I've set my frozen directory to /misc/cloud2/splunk/freezer/accumulating/, and buckets are being moved there. That is great!

However several buckets with the identical timestamp range are getting frozen there. Why?

The problem is, the buckets shown, in a single index, represent the same time span.

It seems very likely the data is being duplicated.

But the newer buckets are always bigger.

Questions

  • How are they newer if they are the same time span?
  • why is the same data being frozen more than once?
  • where is the new data coming from if this is the frozen directory?

More details

Note the increasing sequence numbers are associated with increasing journal.gz sizes.

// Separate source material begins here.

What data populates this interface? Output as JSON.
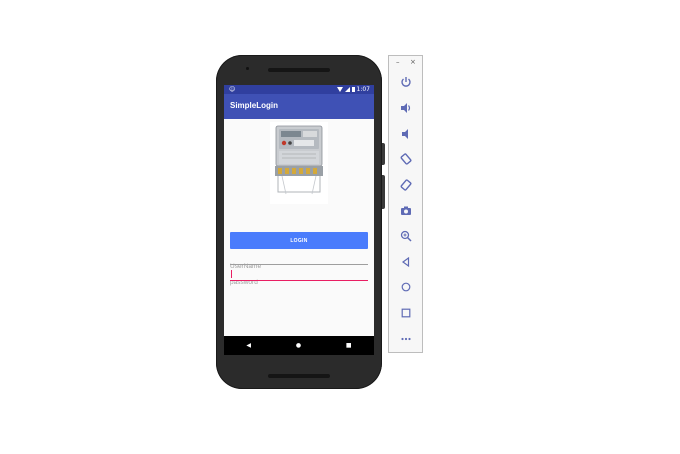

Here's a sample set of 3 duplicate timestamp ranges:

splunk@nursery-splunkindex-1001:~$ ls -d /misc/cloud2/splunk/freezer/accumulating/service_public/db_1456934399*
/misc/cloud2/splunk/freezer/accumulating/service_public/db_1456934399_1456930800_1238
/misc/cloud2/splunk/freezer/accumulating/service_public/db_1456934399_1456930800_1982
/misc/cloud2/splunk/freezer/accumulating/service_public/db_1456934399_1456930800_803

Here's the journals getting progressively larger:

splunk@nursery-splunkindex-1001:~$ ls -l /misc/cloud2/splunk/freezer/accumulating/service_public/db_1456934399*/rawdata/journal.gz
-rw------- 1 splunk splunk 1287 Apr  3 18:53 /misc/cloud2/splunk/freezer/accumulating/service_public/db_1456934399_1456930800_1238/rawdata/journal.gz
-rw------- 1 splunk splunk 1566 Apr  3 18:59 /misc/cloud2/splunk/freezer/accumulating/service_public/db_1456934399_1456930800_1982/rawdata/journal.gz
-rw------- 1 splunk splunk  651 Apr  3 18:51 /misc/cloud2/splunk/freezer/accumulating/service_public/db_1456934399_1456930800_803/rawdata/journal.gz
0 Karma

brianpreston
Path Finder

It was the Splunk App forAWS -- http://docs.splunk.com/Documentation/AddOns/latest/AWS/Description

  • What is happening here is the app is generating log events as the output of its analysis
  • the log events are given a timestamp corresponding to the timestamp of the event in the AWS system
  • the log event may be re-ingested! And therefore collide with another bucket

How to fix?

  • Fundamentally, do not put AWS or any other generated log events in the same index as your application data events
  • secondly, do not try to freeze or archive events generated by an app / plugin
0 Karma

ddrillic
Ultra Champion

Unfortunately, it isn't clear what you are trying to do and how. Can you please elaborate?

0 Karma

brianpreston
Path Finder

Sure. I'm trying to "freeze" these buckets, as described in Archive indexed data

In short this means

  • the buckets are taken out of splunk and are no longer indexed
  • the bucket data is stored on a remote file system
  • the events in the buckets are not lost!
  • the events in the buckets are not stored more than once

The problem is, the buckets shown, in a single index, represent the same time span.

It seems very likely the data is being duplicated.

But the newer buckets are always bigger.

  • How are they newer if they are the same time span?
  • why is the same data being frozen more than once?
  • where is the new data coming from if this is the frozen directory?
0 Karma